Nitin Bansal, managing director of Ericsson India, and head, networks, for southeast Asia, Oceania and India, said: “We already export from India and can surely scale up. In fact, we export 5G radios from India to Australia and southeast Asia even though currently they are not required here. Also, 95 per cent of the equipment that we sell to telcos in India are manufactured here. We have been investing in manufacturing in India since 1994 and we want this investment to be considered for PLI eligibility — and not just the new incremental investment made from the day the scheme is implemented.”

Ericsson’s stand is significant as the draft PLI scheme stipulates that global companies have to make an incremental investment of Rs 600 crore over four years to be eligible for it. 

A similar issue had cropped up in the mobile device PLI scheme, too, when a leading Korean company told the government that the massive investments it had recently made to set up a 110 million-plus phone manufacturing unit in India should be considered for eligibility. Some had also complained that the scheme was tailor-made for Apple Inc, which was looking at shifting production from China to India.

As in the mobile device PLI scheme, the scheme for telecom gear makers also offers incentives ranging from 4 per cent to 6 per cent on the production value to enable India to become competitive vis-a-vis China and Vietnam. However, the draft PLI scheme has been stuck because of complaints by telcos that they were not in the participation process.

Responding to the lack of clarity on 5G rollout in India, especially as its auction has now been postponed, Bansal said: “It is important that 5G be brought to reality in India. There are already 100 live 5G networks globally.

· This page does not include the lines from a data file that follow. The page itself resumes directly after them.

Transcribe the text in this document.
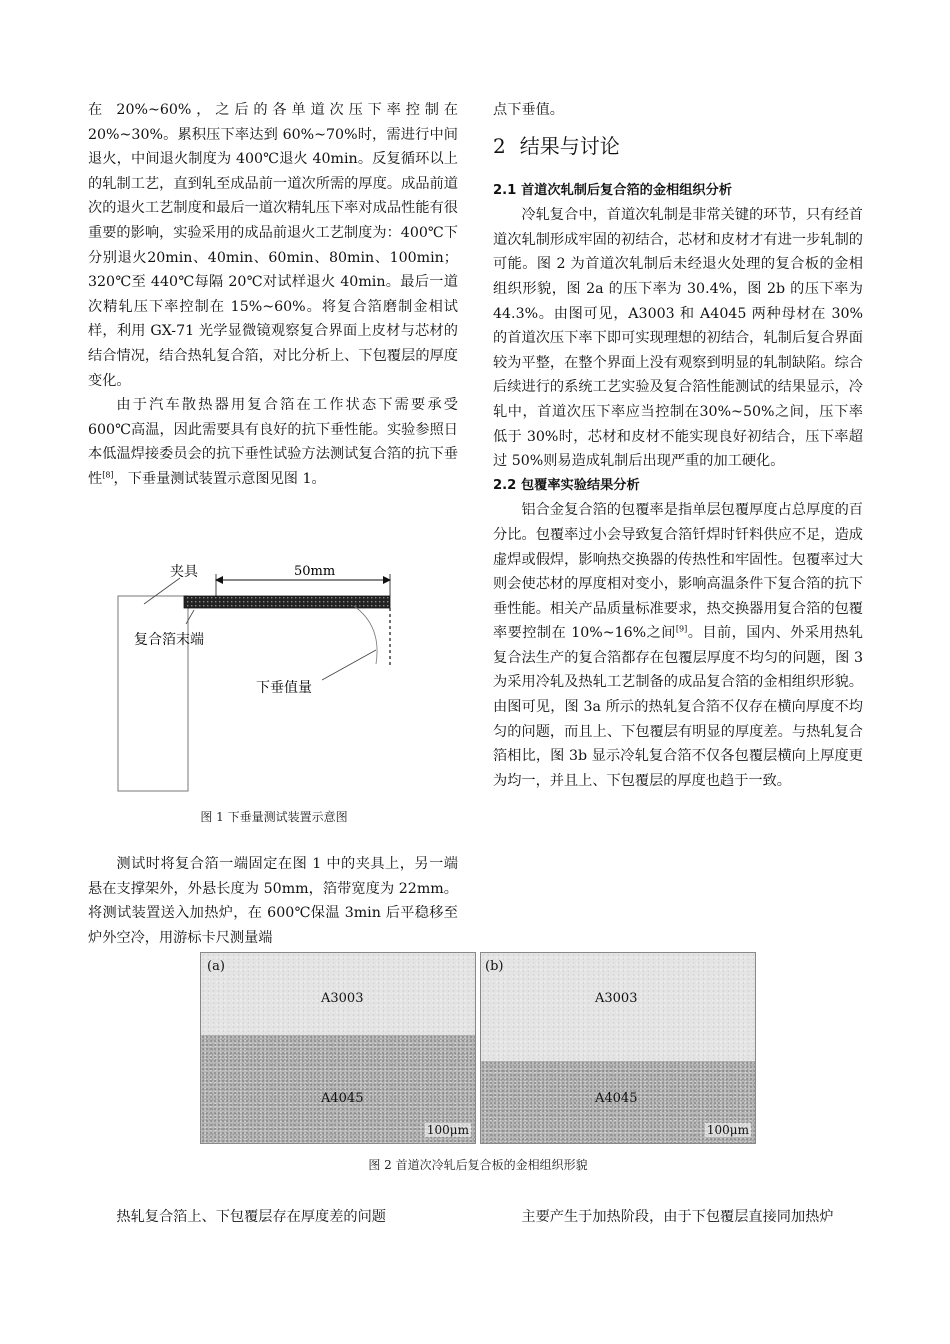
在 20%~60%，之后的各单道次压下率控制在20%~30%。累积压下率达到 60%~70%时，需进行中间退火，中间退火制度为 400℃退火 40min。反复循环以上的轧制工艺，直到轧至成品前一道次所需的厚度。成品前道次的退火工艺制度和最后一道次精轧压下率对成品性能有很重要的影响，实验采用的成品前退火工艺制度为：400℃下分别退火20min、40min、60min、80min、100min；320℃至 440℃每隔 20℃对试样退火 40min。最后一道次精轧压下率控制在 15%~60%。将复合箔磨制金相试样，利用 GX-71 光学显微镜观察复合界面上皮材与芯材的结合情况，结合热轧复合箔，对比分析上、下包覆层的厚度变化。

由于汽车散热器用复合箔在工作状态下需要承受 600℃高温，因此需要具有良好的抗下垂性能。实验参照日本低温焊接委员会的抗下垂性试验方法测试复合箔的抗下垂性[8]，下垂量测试装置示意图见图 1。

夹具	50mm
复合箔末端
下垂值量
图 1 下垂量测试装置示意图

测试时将复合箔一端固定在图 1 中的夹具上，另一端悬在支撑架外，外悬长度为 50mm，箔带宽度为 22mm。将测试装置送入加热炉，在 600℃保温 3min 后平稳移至炉外空冷，用游标卡尺测量端

点下垂值。

2 结果与讨论

2.1 首道次轧制后复合箔的金相组织分析

冷轧复合中，首道次轧制是非常关键的环节，只有经首道次轧制形成牢固的初结合，芯材和皮材才有进一步轧制的可能。图 2 为首道次轧制后未经退火处理的复合板的金相组织形貌，图 2a 的压下率为 30.4%，图 2b 的压下率为 44.3%。由图可见，A3003 和 A4045 两种母材在 30%的首道次压下率下即可实现理想的初结合，轧制后复合界面较为平整，在整个界面上没有观察到明显的轧制缺陷。综合后续进行的系统工艺实验及复合箔性能测试的结果显示，冷轧中，首道次压下率应当控制在30%~50%之间，压下率低于 30%时，芯材和皮材不能实现良好初结合，压下率超过 50%则易造成轧制后出现严重的加工硬化。

2.2 包覆率实验结果分析

铝合金复合箔的包覆率是指单层包覆厚度占总厚度的百分比。包覆率过小会导致复合箔钎焊时钎料供应不足，造成虚焊或假焊，影响热交换器的传热性和牢固性。包覆率过大则会使芯材的厚度相对变小，影响高温条件下复合箔的抗下垂性能。相关产品质量标准要求，热交换器用复合箔的包覆率要控制在 10%~16%之间[9]。目前，国内、外采用热轧复合法生产的复合箔都存在包覆层厚度不均匀的问题，图 3 为采用冷轧及热轧工艺制备的成品复合箔的金相组织形貌。由图可见，图 3a 所示的热轧复合箔不仅存在横向厚度不均匀的问题，而且上、下包覆层有明显的厚度差。与热轧复合箔相比，图 3b 显示冷轧复合箔不仅各包覆层横向上厚度更为均一，并且上、下包覆层的厚度也趋于一致。

(a)
A3003
A4045
100μm
(b)
A3003
A4045
100μm
图 2 首道次冷轧后复合板的金相组织形貌

热轧复合箔上、下包覆层存在厚度差的问题	主要产生于加热阶段，由于下包覆层直接同加热炉
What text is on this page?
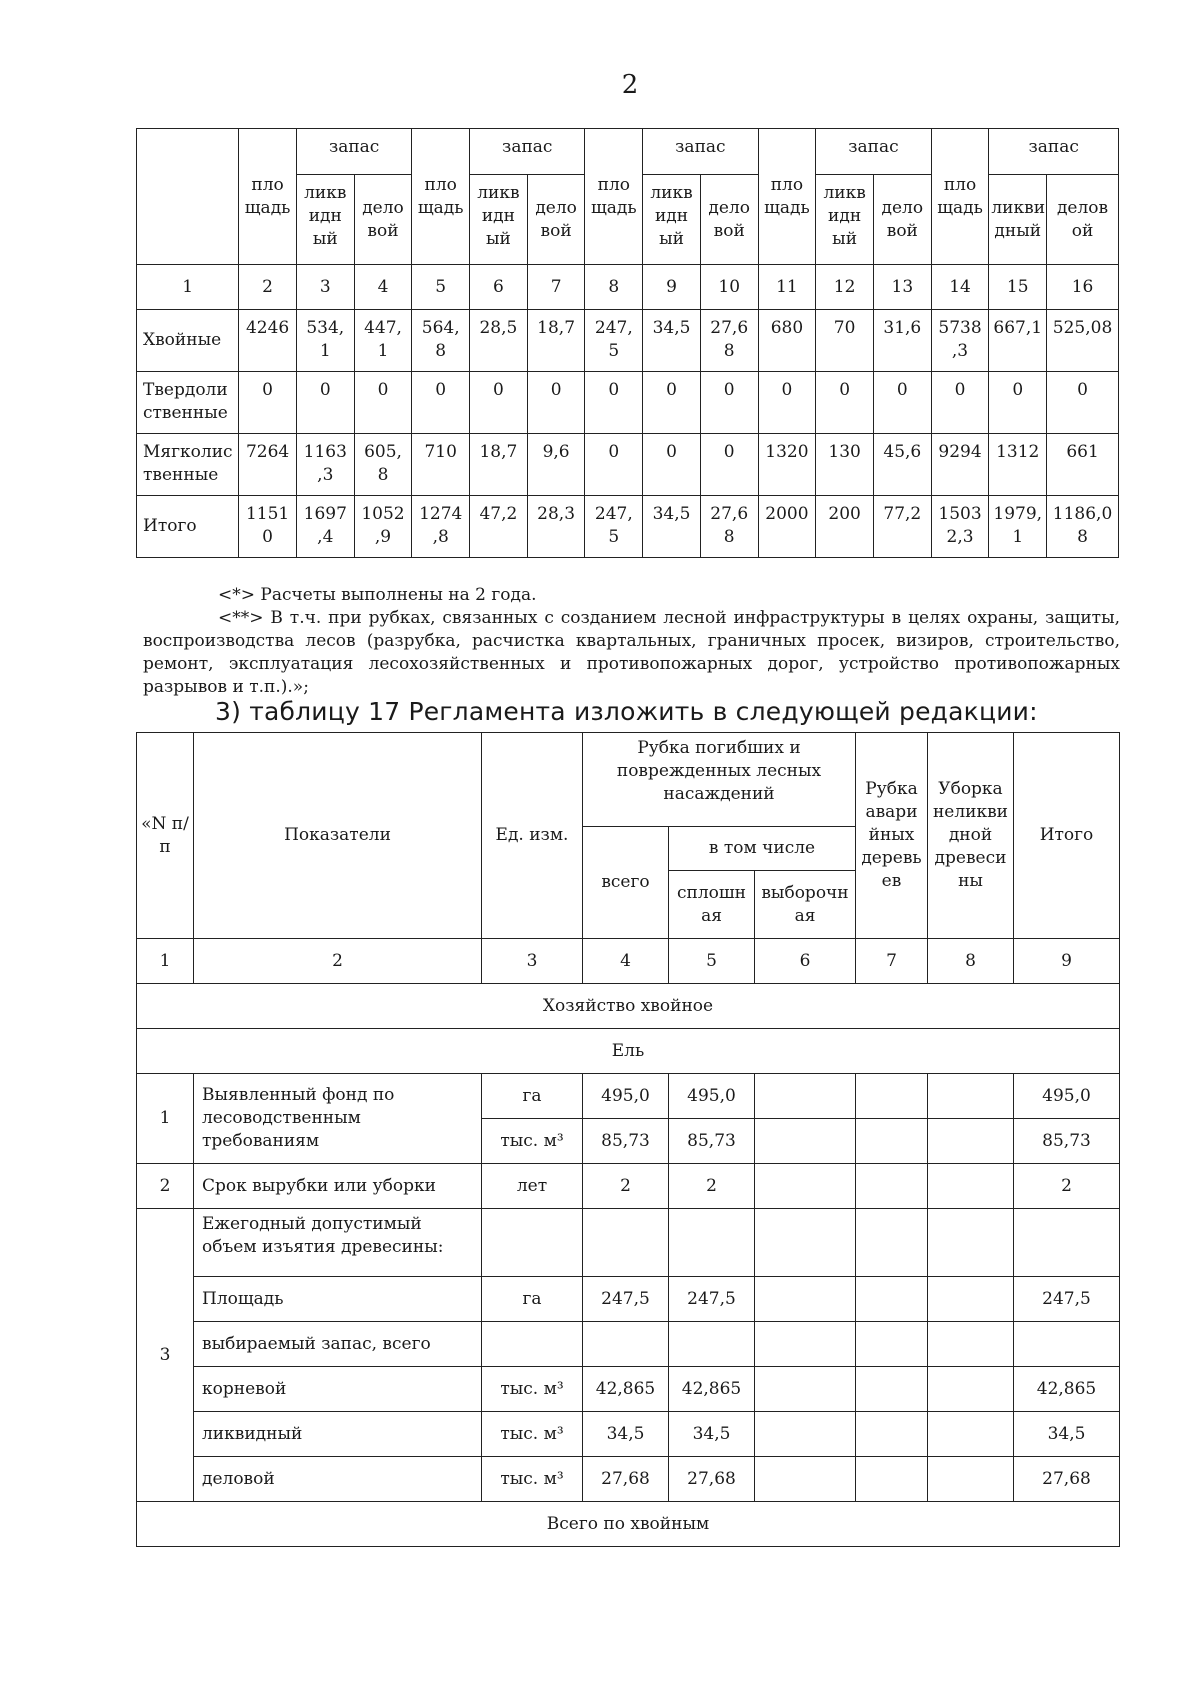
2
	пло щадь	запас		пло щадь	запас		пло щадь	запас		пло щадь	запас		пло щадь	запас	
		ликв идн ый	дело вой		ликв идн ый	дело вой		ликв идн ый	дело вой		ликв идн ый	дело вой		ликви дный	делов ой
1	2	3	4	5	6	7	8	9	10	11	12	13	14	15	16
Хвойные	4246	534, 1	447, 1	564, 8	28,5	18,7	247, 5	34,5	27,6 8	680	70	31,6	5738 ,3	667,1	525,08
Твердоли ственные	0	0	0	0	0	0	0	0	0	0	0	0	0	0	0
Мягколис твенные	7264	1163 ,3	605, 8	710	18,7	9,6	0	0	0	1320	130	45,6	9294	1312	661
Итого	1151 0	1697 ,4	1052 ,9	1274 ,8	47,2	28,3	247, 5	34,5	27,6 8	2000	200	77,2	1503 2,3	1979, 1	1186,0 8

<*> Расчеты выполнены на 2 года.

<**> В т.ч. при рубках, связанных с созданием лесной инфраструктуры в целях охраны, защиты, воспроизводства лесов (разрубка, расчистка квартальных, граничных просек, визиров, строительство, ремонт, эксплуатация лесохозяйственных и противопожарных дорог, устройство противопожарных разрывов и т.п.).»;

3) таблицу 17 Регламента изложить в следующей редакции:
«N п/п	Показатели	Ед. изм.	Рубка погибших и поврежденных лесных насаждений			Рубка авари йных деревь ев	Уборка неликви дной древеси ны	Итого
			всего	в том числе				
				сплошн ая	выборочн ая			
1	2	3	4	5	6	7	8	9
Хозяйство хвойное								
Ель								
1	Выявленный фонд по лесоводственным требованиям	га	495,0	495,0				495,0
		тыс. м³	85,73	85,73				85,73
2	Срок вырубки или уборки	лет	2	2				2
3	Ежегодный допустимый объем изъятия древесины:							
	Площадь	га	247,5	247,5				247,5
	выбираемый запас, всего							
	корневой	тыс. м³	42,865	42,865				42,865
	ликвидный	тыс. м³	34,5	34,5				34,5
	деловой	тыс. м³	27,68	27,68				27,68
Всего по хвойным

We should have been the frontrunner, but there have been unfortunate delays.”

Bansal said that while 5G can be operated with even 60 MHz of spectrum, to be effective, Ericsson recommends a minimum of 100 MHz in the 3.5 GHz band and 400 MHz in the millimeter band. But the company was all set to launch 5G networks in India, he said.  

“We are ready. Our networks are already 5G-enabled. The 5G radios are manufactured in India, so we have to plug in these radios which will work on the new bands — and we are good to go. And telcos already have the towers.”

According to Ericsson, nationwide or circle-wise 5G rollout could be based on the 3.5 GHz band, with spectrum sharing of the 4G bands like 1800, 2100 and 2300 MHZ which will provide the requisite coverage. “Like elsewhere in the world, the 3500 MHz band will be generally used for mobile broadband while the millimeter band will be used for fixed wireless broadband with high speeds which are localised — such as in an institute or a dense commercial area. The milliemeter band will also enable machine-to-machine usage,” Bansal added.

But what of global apprehensions that the move towards open radio access network (O-RAN), which is based on open-source software and disaggregates software and hardware to give telcos more choice, will adversely impact the business of telecom gear makers? 

“It will not impact our business at all,” replied Bansal “Our focus is on offering the telcos the best total cost of ownership combined with the best product performance. Based on our current analysis, focused hardware (buying from one vendor) cost is much lower than disaggregating software and hardware. But that might change. So we are very much a part of the O-RAN alliance and our R&D is working on both streams to fine-tune our products.”